The method is best described with an example:

For n = 798,607 if we start with a seed group of 59, we would have 17 groups of 13,535 and 42 groups of 13,536. Neither the 17 nor the 42 will evenly parse the other grouping totals so we double the seed group. Now we have 118 groups in total, 17 groups of 6,767 and 101 groups of 6,768. The 6,767 can be distributed among the 101 groups, resulting in factors of 101 groups of 7,907.

I have found that all seed groups are odd and less than $\sqrt n \over 2$ and there exist multiple (unknown quantity) seed groups yielding factors. The seed groups (i) are only expanded until the groups are greater than the group counts, or the initial seed group splits do not carry forward (i.e., 17 or 42 groups from seed group 59 needs to be a solution in the 118 groups split.)

#Naive Grouping
NaiveGrouping <- function(number){

  r<- as.integer(sqrt(number)/2)
  i<-3

while(i<=r){
  for (j in 0:(floor(log2(number)))){   


  Seed_Group<-(i*(2^j))

  Counts <- (number/Seed_Group)

  if(Counts%%1==0){
            return(c(Seed_Group=Seed_Group,End_Group=Seed_Group,Factors=Seed_Group,number/Seed_Group))
         }


  count_ceiling <- (ceiling(Counts))
  count_floor <- (floor(Counts))

  initial_group_ceiling <- (number%%i)
  initial_group_floor <- (i - number%%i) 

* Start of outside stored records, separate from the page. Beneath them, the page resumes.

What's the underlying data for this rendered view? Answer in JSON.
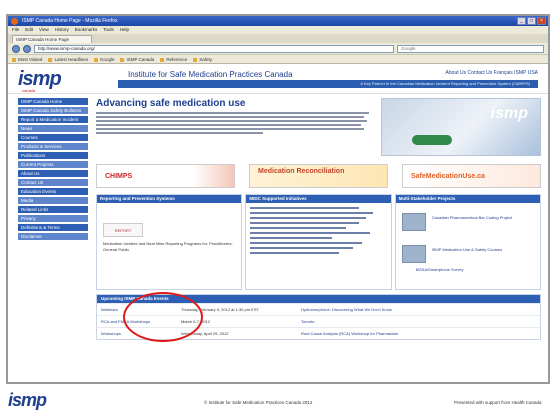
{
  "window": {
    "title": "ISMP Canada Home Page - Mozilla Firefox"
  },
  "menu": [
    "File",
    "Edit",
    "View",
    "History",
    "Bookmarks",
    "Tools",
    "Help"
  ],
  "tab": {
    "label": "ISMP Canada Home Page"
  },
  "address": {
    "url": "http://www.ismp-canada.org/",
    "search_placeholder": "Google"
  },
  "bookmarks": [
    "Most Visited",
    "Latest Headlines",
    "Google",
    "ISMP Canada",
    "Reference",
    "Safety"
  ],
  "site": {
    "logo": "ismp",
    "logo_sub": "canada",
    "institute": "Institute for Safe Medication Practices Canada",
    "toplinks": "About Us  Contact Us  Français  ISMP USA",
    "bluebar": "A Key Partner in the Canadian Medication Incident Reporting and Prevention System (CMIRPS)"
  },
  "sidebar": [
    "ISMP Canada Home",
    "ISMP Canada Safety Bulletins",
    "Report a Medication Incident",
    "News",
    "Courses",
    "Products & Services",
    "Publications",
    "Current Projects",
    "About Us",
    "Contact Us",
    "Education Events",
    "Media",
    "Related Links",
    "Privacy",
    "Definitions & Terms",
    "Disclaimer"
  ],
  "hero": {
    "title": "Advancing safe medication use",
    "image_logo": "ismp"
  },
  "banners": {
    "b1": "CHIMPS",
    "b2": "Medication Reconciliation",
    "b3": "SafeMedicationUse.ca"
  },
  "columns": {
    "c1": {
      "header": "Reporting and Prevention Systems",
      "small_box": "REPORT",
      "small_text": "Medication Incident and Near Miss Reporting Programs for: Practitioners, General Public"
    },
    "c2": {
      "header": "MIDC Supported Initiatives"
    },
    "c3": {
      "header": "Multi-Stakeholder Projects",
      "t1": "Canadian Pharmaceutical Bar Coding Project",
      "t2": "ISMP Medication Use & Safety Courses",
      "t3": "MSSA/Smartphone Survey"
    }
  },
  "events": {
    "header": "Upcoming ISMP Canada Events",
    "rows": [
      {
        "c": "Webinars",
        "d": "Thursday, February 9, 2012 at 1:30 pm EST",
        "e": "Hydromorphone: Discovering What We Don't Know"
      },
      {
        "c": "RCA and FMEA Workshops",
        "d": "March 6-7, 2012",
        "e": "Toronto"
      },
      {
        "c": "Workshops",
        "d": "Wednesday, April 25, 2012",
        "e": "Root Cause Analysis (RCA) Workshop for Pharmacists"
      }
    ]
  },
  "footer": {
    "logo": "ismp",
    "copy": "© Institute for Safe Medication Practices Canada 2012",
    "support": "Presented with support from Health Canada"
  }
}
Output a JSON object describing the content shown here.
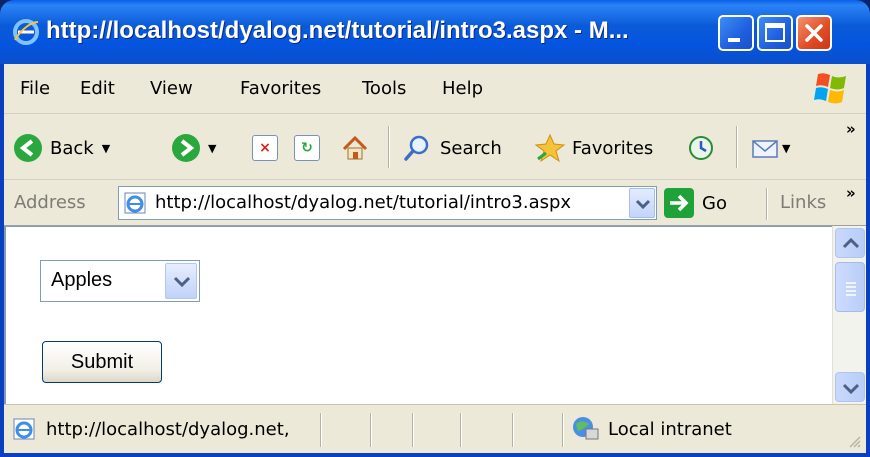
{
  "window": {
    "title": "http://localhost/dyalog.net/tutorial/intro3.aspx - M..."
  },
  "menu": {
    "items": [
      "File",
      "Edit",
      "View",
      "Favorites",
      "Tools",
      "Help"
    ]
  },
  "toolbar": {
    "back_label": "Back",
    "search_label": "Search",
    "favorites_label": "Favorites"
  },
  "address": {
    "label": "Address",
    "url": "http://localhost/dyalog.net/tutorial/intro3.aspx",
    "go_label": "Go",
    "links_label": "Links"
  },
  "page": {
    "select_value": "Apples",
    "submit_label": "Submit"
  },
  "status": {
    "url_text": "http://localhost/dyalog.net,",
    "zone": "Local intranet"
  },
  "colors": {
    "title_bar": "#0554e0",
    "chrome": "#ece9d8",
    "go_green": "#1fa23a"
  }
}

  group_ceiling <- number%%Seed_Group
  group_floor <- (Seed_Group - (group_ceiling))

      if(group_floor==initial_group_floor | group_ceiling==initial_group_ceiling)    
      if(group_floor==1 | group_ceiling==1) next
      if(group_floor>count_ceiling | group_ceiling>count_floor) break


      if(count_floor%%group_ceiling==0){
               return(matrix(c(group_floor,count_floor,group_ceiling,count_ceiling,i,group_floor+group_ceiling,group_ceiling,number/group_ceiling),4,2,byrow=TRUE,dimnames=list(c("Group Floor","Group Ceiling", "Seed Group, End Group","Factors"),c("Groups","Counts")))) 

              }

      if(count_ceiling%%group_floor==0){
               return(matrix(c(group_floor,count_floor,group_ceiling,count_ceiling,i,group_floor+group_ceiling,group_floor,number/group_floor),4,2,byrow=TRUE,dimnames=list(c("Group Floor","Group Ceiling", "Seed Group, End Group","Factors"),c("Groups","Counts"))))

              }
      }
  i=i+2L
  }
return("Prime")
}

UPDATE: I have discovered a new relationship between the Naive Grouping method above and lattice points on a hyperbola which solve for factors of N.

Using the code provided the result for $N=7,084,149,637$ is:

> (NaiveGrouping(7084149637)) 
                         Groups Counts 
Group Floor                2795 82781 
Group Ceiling             82781 82782 
Seed Group, End Group     10697 85576 
Factors                   82781 85577

The Group Floor (2795) is related to a polynomial of the form $N -x^2 - yx - x = 0$. When $y=2795$ , upon examination of the polynomial and the resulting hyperbola, the only lattice points not containing 1 or N occur with the factors of N for $y=2795 , -2797$.

Here is the Wolfram Alpha link to this example. Try other N to see how this holds for other factorizations.

2795 is the Group Floor within the End Group 85,576. I achieved this from expanding the Seed Group 10,697. However, if I had tested the Seed Group to see whether it generates an integer solution to the polynomial, I would have stopped with a result after just ~ 1,400 steps since the y-coordinates are only odd.

I have updated the algorithm to search for integer solutions to the polynomial at every Seed Group using Newton's Method (detailed here), however, the relationship does not hold for every N. In those instances, the Naive Grouping will return the factors first as the associated y-coordinates are greater than $\sqrt n \over 2$ range required. Expanding the Seed Group for y-coordinate tests via multiplication at every iteration reconciles the range issue. So, it seems to be a probabilistic accompaniment to the deterministic Naive Grouping method.

I would like to know more about lattice points on hyperbolas related to factorization. Particularly if these points have a general range or maximum value relative to N. Also, how Wolfram Alpha determines them so quickly! If anyone has any insights as to why this is occurring or suggestions of related literature please feel free to comment.